The purpose of this is to document the main point from some code review I received today. I am building a backend MongoDB database (as prior mentioned) for Flocktracker. One key comment made was that iteration efficiency would be drammatically increased if I were to employ Gulp + Mocha. I knew vaguely what Gulp was and nothing as to Mocha. I was able to learn about both via this excellent blog. I found this of merit as their is very little documentation on the use of these two libraries in conjunction. The primary component I found very confusing was how to get Mocha to run. But first I should explain further what Gulp and Mocha are.

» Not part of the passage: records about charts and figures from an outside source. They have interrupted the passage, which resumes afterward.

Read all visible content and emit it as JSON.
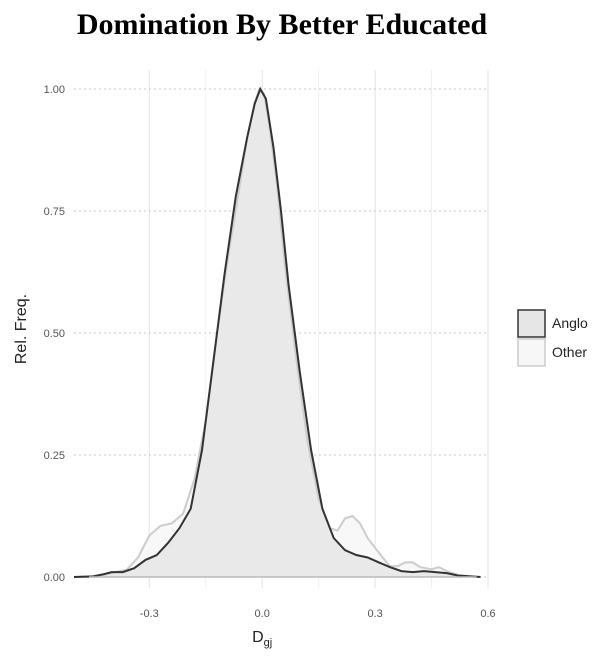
{
  "chart_data": {
    "type": "area",
    "title": "Domination By Better Educated",
    "xlabel_main": "D",
    "xlabel_sub": "gj",
    "ylabel": "Rel. Freq.",
    "xlim": [
      -0.5,
      0.6
    ],
    "ylim": [
      0,
      1
    ],
    "xticks": [
      -0.3,
      0.0,
      0.3,
      0.6
    ],
    "xtick_labels": [
      "-0.3",
      "0.0",
      "0.3",
      "0.6"
    ],
    "yticks": [
      0,
      0.25,
      0.5,
      0.75,
      1.0
    ],
    "ytick_labels": [
      "0.00",
      "0.25",
      "0.50",
      "0.75",
      "1.00"
    ],
    "grid": true,
    "legend_position": "right",
    "series": [
      {
        "name": "Anglo",
        "fill": "#e6e6e6",
        "stroke": "#333333",
        "points": [
          [
            -0.5,
            0.0
          ],
          [
            -0.45,
            0.001
          ],
          [
            -0.42,
            0.006
          ],
          [
            -0.4,
            0.01
          ],
          [
            -0.37,
            0.01
          ],
          [
            -0.34,
            0.018
          ],
          [
            -0.31,
            0.035
          ],
          [
            -0.28,
            0.045
          ],
          [
            -0.25,
            0.07
          ],
          [
            -0.22,
            0.1
          ],
          [
            -0.19,
            0.14
          ],
          [
            -0.16,
            0.26
          ],
          [
            -0.13,
            0.44
          ],
          [
            -0.1,
            0.62
          ],
          [
            -0.07,
            0.78
          ],
          [
            -0.04,
            0.9
          ],
          [
            -0.02,
            0.97
          ],
          [
            -0.005,
            1.0
          ],
          [
            0.01,
            0.98
          ],
          [
            0.03,
            0.88
          ],
          [
            0.05,
            0.75
          ],
          [
            0.07,
            0.6
          ],
          [
            0.1,
            0.42
          ],
          [
            0.13,
            0.26
          ],
          [
            0.16,
            0.14
          ],
          [
            0.19,
            0.08
          ],
          [
            0.22,
            0.055
          ],
          [
            0.25,
            0.045
          ],
          [
            0.28,
            0.04
          ],
          [
            0.31,
            0.03
          ],
          [
            0.34,
            0.02
          ],
          [
            0.37,
            0.012
          ],
          [
            0.4,
            0.01
          ],
          [
            0.43,
            0.012
          ],
          [
            0.46,
            0.01
          ],
          [
            0.49,
            0.008
          ],
          [
            0.52,
            0.003
          ],
          [
            0.56,
            0.001
          ],
          [
            0.58,
            0.0
          ]
        ]
      },
      {
        "name": "Other",
        "fill": "#f7f7f7",
        "stroke": "#cccccc",
        "points": [
          [
            -0.5,
            0.0
          ],
          [
            -0.45,
            0.002
          ],
          [
            -0.42,
            0.005
          ],
          [
            -0.39,
            0.01
          ],
          [
            -0.36,
            0.015
          ],
          [
            -0.33,
            0.04
          ],
          [
            -0.3,
            0.085
          ],
          [
            -0.27,
            0.105
          ],
          [
            -0.24,
            0.11
          ],
          [
            -0.21,
            0.13
          ],
          [
            -0.18,
            0.2
          ],
          [
            -0.15,
            0.32
          ],
          [
            -0.12,
            0.5
          ],
          [
            -0.09,
            0.66
          ],
          [
            -0.06,
            0.8
          ],
          [
            -0.04,
            0.9
          ],
          [
            -0.02,
            0.97
          ],
          [
            -0.008,
            1.0
          ],
          [
            0.005,
            0.99
          ],
          [
            0.02,
            0.92
          ],
          [
            0.04,
            0.8
          ],
          [
            0.06,
            0.64
          ],
          [
            0.09,
            0.45
          ],
          [
            0.12,
            0.28
          ],
          [
            0.15,
            0.16
          ],
          [
            0.18,
            0.1
          ],
          [
            0.2,
            0.095
          ],
          [
            0.22,
            0.12
          ],
          [
            0.24,
            0.125
          ],
          [
            0.26,
            0.11
          ],
          [
            0.28,
            0.08
          ],
          [
            0.3,
            0.06
          ],
          [
            0.32,
            0.04
          ],
          [
            0.34,
            0.022
          ],
          [
            0.36,
            0.022
          ],
          [
            0.38,
            0.03
          ],
          [
            0.4,
            0.03
          ],
          [
            0.42,
            0.02
          ],
          [
            0.45,
            0.016
          ],
          [
            0.47,
            0.02
          ],
          [
            0.49,
            0.012
          ],
          [
            0.52,
            0.004
          ],
          [
            0.55,
            0.001
          ],
          [
            0.57,
            0.0
          ]
        ]
      }
    ]
  }
}
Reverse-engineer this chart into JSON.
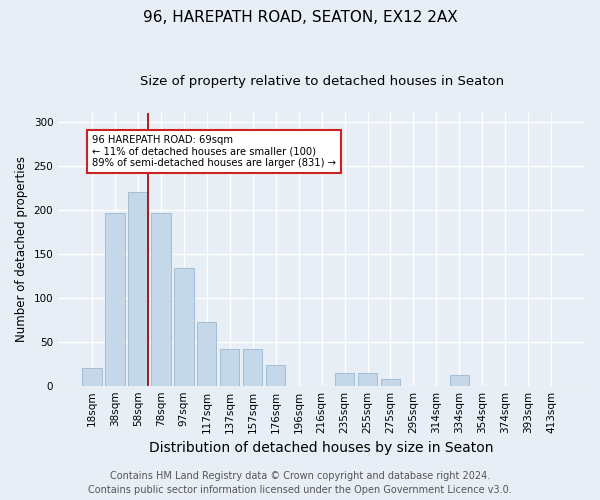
{
  "title": "96, HAREPATH ROAD, SEATON, EX12 2AX",
  "subtitle": "Size of property relative to detached houses in Seaton",
  "xlabel": "Distribution of detached houses by size in Seaton",
  "ylabel": "Number of detached properties",
  "footnote1": "Contains HM Land Registry data © Crown copyright and database right 2024.",
  "footnote2": "Contains public sector information licensed under the Open Government Licence v3.0.",
  "categories": [
    "18sqm",
    "38sqm",
    "58sqm",
    "78sqm",
    "97sqm",
    "117sqm",
    "137sqm",
    "157sqm",
    "176sqm",
    "196sqm",
    "216sqm",
    "235sqm",
    "255sqm",
    "275sqm",
    "295sqm",
    "314sqm",
    "334sqm",
    "354sqm",
    "374sqm",
    "393sqm",
    "413sqm"
  ],
  "values": [
    20,
    196,
    220,
    196,
    134,
    72,
    42,
    42,
    24,
    0,
    0,
    14,
    14,
    8,
    0,
    0,
    12,
    0,
    0,
    0,
    0
  ],
  "bar_color": "#c5d8ea",
  "bar_edge_color": "#9bb8d0",
  "marker_line_color": "#9b0000",
  "annotation_text": "96 HAREPATH ROAD: 69sqm\n← 11% of detached houses are smaller (100)\n89% of semi-detached houses are larger (831) →",
  "annotation_box_color": "white",
  "annotation_box_edge": "#cc2222",
  "ylim": [
    0,
    310
  ],
  "yticks": [
    0,
    50,
    100,
    150,
    200,
    250,
    300
  ],
  "background_color": "#e8eef5",
  "plot_bg_color": "#e8eef5",
  "grid_color": "white",
  "title_fontsize": 11,
  "subtitle_fontsize": 9.5,
  "xlabel_fontsize": 10,
  "ylabel_fontsize": 8.5,
  "tick_fontsize": 7.5,
  "footnote_fontsize": 7
}
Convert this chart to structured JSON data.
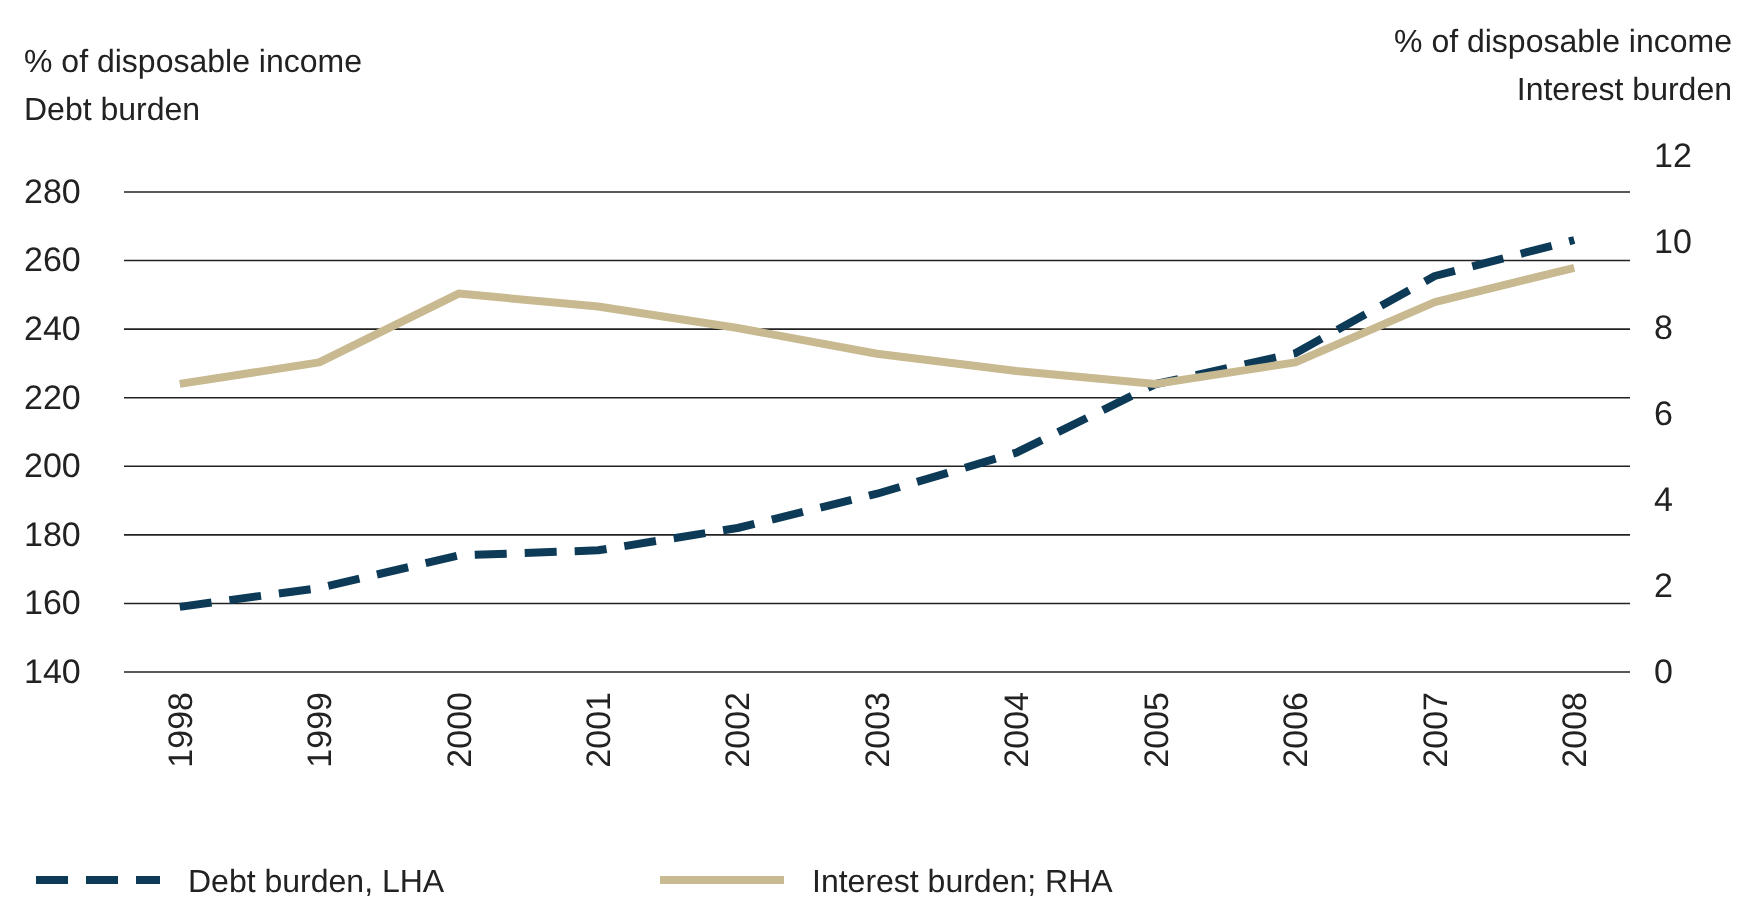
{
  "chart_data": {
    "type": "line",
    "ylabel": "% of disposable income\nDebt burden",
    "y2label": "% of disposable income\nInterest burden",
    "categories": [
      "1998",
      "1999",
      "2000",
      "2001",
      "2002",
      "2003",
      "2004",
      "2005",
      "2006",
      "2007",
      "2008"
    ],
    "ylim": [
      140,
      280
    ],
    "yticks": [
      140,
      160,
      180,
      200,
      220,
      240,
      260,
      280
    ],
    "y2lim": [
      0,
      12
    ],
    "y2ticks": [
      0,
      2,
      4,
      6,
      8,
      10,
      12
    ],
    "grid": "y",
    "legend": "bottom",
    "series": [
      {
        "name": "Debt burden, LHA",
        "color": "#0d3b57",
        "line_style": "dashed",
        "values": [
          159,
          164.5,
          174,
          175.5,
          182,
          192,
          204,
          224,
          233,
          255.5,
          266
        ]
      },
      {
        "name": "Interest burden; RHA",
        "color": "#c8b990",
        "line_style": "solid",
        "axis": "y2",
        "values": [
          6.7,
          7.2,
          8.8,
          8.5,
          8.0,
          7.4,
          7.0,
          6.7,
          7.2,
          8.6,
          9.4
        ]
      }
    ]
  }
}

Gulp, as I understand it, is a build system that essentially automates redundant tasks. What is a build system? Good question; I barely understand. So beyond automating tasks that are repetitive, another way of thinking about it is through an example. On the Canvas project I worked on last week, it was useful in my pairing partner’s project because he was using Node libraries and needed to compile them to a web-ready format in order to test it in his browser. As a result, instead of having to run that everytime he wanted to check out his latest build, he automated the task via Gulp. For me, as I am building out this web application, I need to constantly reload the server and then click through to the area I am fixing or otherwise tweaking. While this is good for UI-related tweaks, it is really slow and inefficient for building the backend logic. This is where Mocha comes in handy. With Gulp, I can create a piping method (a stream of commands, one after another) that prepare the appropriate files, and then I can run Mocha on them. Mocha then runs through the various Express 4.0 app.get
and app.put
commands I have (along with other logic I am feeding it, and makes sure that they work. If they do, it print a green check in the terminal and if they do not, it can then highlight those problem functions. This lets me find and highlight issue points much more quickly than through manual iteration - what I had been doing prior. Hopefully, this will dramatically improve my workflow and help me stay focused during the development process.
Above is a screen capture of the output generated from running a Gulp file that pipes a src
folder’s contents to Mocha to be evaluated. Included is a simple function add
that simple adds to variables. Clearly, more elaborate tests can be devised to test logic of processes in the backend.